Oigo la lluvia golpear contra el cristal de la ventana de mi habitación y pienso en ti. En cómo llovía aquel día en el que fuimos invencibles. Pero, si ningún temporal nos frenó entonces, tampoco lo va a hacer ahora.
Cualquiera que nos hubiera visto entonces nos habría llamado locos. Locos por salir de casa con la que estaba cayendo. Locos por solo protegernos con nuestra bufanda del Pucela. Locos por animar, durante los noventa minutos, sin desfallecer. Locos, en definitiva, por disfrutar de nuestra pasión.
Pero a nosotros nunca nos han importado las miradas ni el qué dirán. No, nosotros nunca hemos sido de esos. Las etiquetas siempre han importado poco si era tu mano la que agarraba la mía. Si eras tú el que caminaba a mi lado.

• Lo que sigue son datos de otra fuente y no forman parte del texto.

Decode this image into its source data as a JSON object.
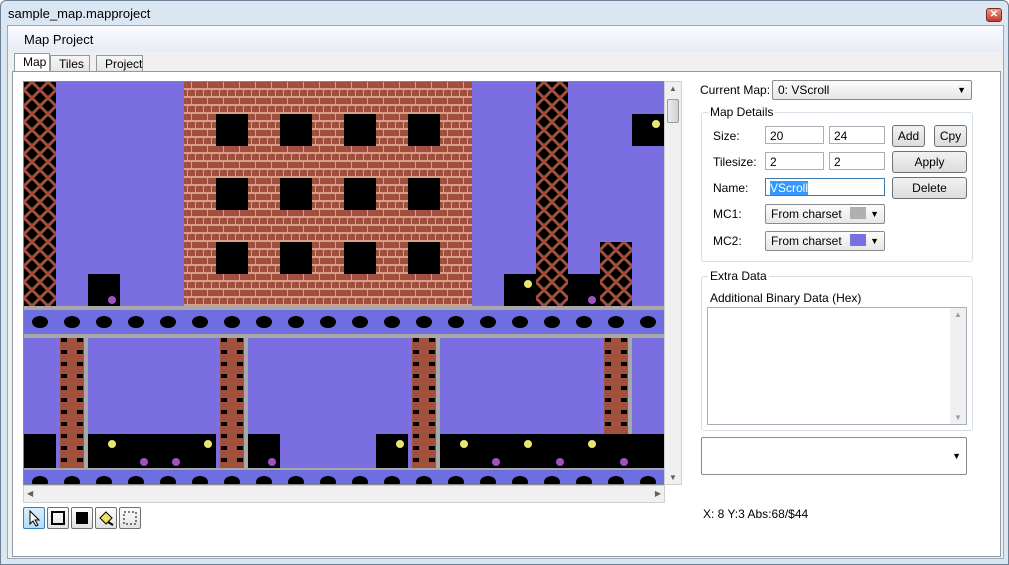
{
  "window": {
    "title": "sample_map.mapproject",
    "close_glyph": "✕"
  },
  "menu": {
    "items": [
      {
        "label": "Map Project",
        "accel": "M"
      }
    ]
  },
  "tabs": [
    {
      "label": "Map",
      "active": true
    },
    {
      "label": "Tiles",
      "active": false
    },
    {
      "label": "Project",
      "active": false
    }
  ],
  "current_map": {
    "label": "Current Map:",
    "value": "0: VScroll"
  },
  "map_details": {
    "title": "Map Details",
    "size": {
      "label": "Size:",
      "width": "20",
      "height": "24"
    },
    "tilesize": {
      "label": "Tilesize:",
      "width": "2",
      "height": "2"
    },
    "name": {
      "label": "Name:",
      "value": "VScroll"
    },
    "mc1": {
      "label": "MC1:",
      "value": "From charset",
      "color": "#b0b0b0"
    },
    "mc2": {
      "label": "MC2:",
      "value": "From charset",
      "color": "#7b6ee0"
    },
    "buttons": {
      "add": "Add",
      "copy": "Cpy",
      "apply": "Apply",
      "delete": "Delete"
    }
  },
  "extra_data": {
    "title": "Extra Data",
    "binary_label": "Additional Binary Data (Hex)",
    "binary_value": ""
  },
  "status": {
    "coords": "X: 8 Y:3 Abs:68/$44"
  },
  "tools": [
    {
      "name": "select-tool-icon",
      "selected": true
    },
    {
      "name": "rectangle-tool-icon",
      "selected": false
    },
    {
      "name": "filled-rectangle-tool-icon",
      "selected": false
    },
    {
      "name": "fill-tool-icon",
      "selected": false
    },
    {
      "name": "selection-tool-icon",
      "selected": false
    }
  ],
  "colors": {
    "sky": "#7b6ee0",
    "brick": "#a0503c",
    "mortar": "#d8a08c",
    "girder": "#6e6ee0",
    "grey": "#a8a8a8"
  }
}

La primera vez que fuimos al José Zorrilla nos fundimos en abrazos que ojalá hubieran sido eternos. En este lluvioso marzo, salimos a aplaudir a la ventana, esperando volver a celebrar lo antes posible. Dos gestos sencillos y mundanos, en los que nunca habíamos reparado, pero que encierran tantos sentimientos y significados.
Mientras escribía esto, ha dejado de llover. Los charcos ocupan la calle, pero los niños no saltan ya en ellos. Quizás mañana salga el sol para recordarnos que, al igual que sucedió entonces, cuando creíamos que el mundo se acababa en una derrota, nuestra fuerza nos llevará a la victoria.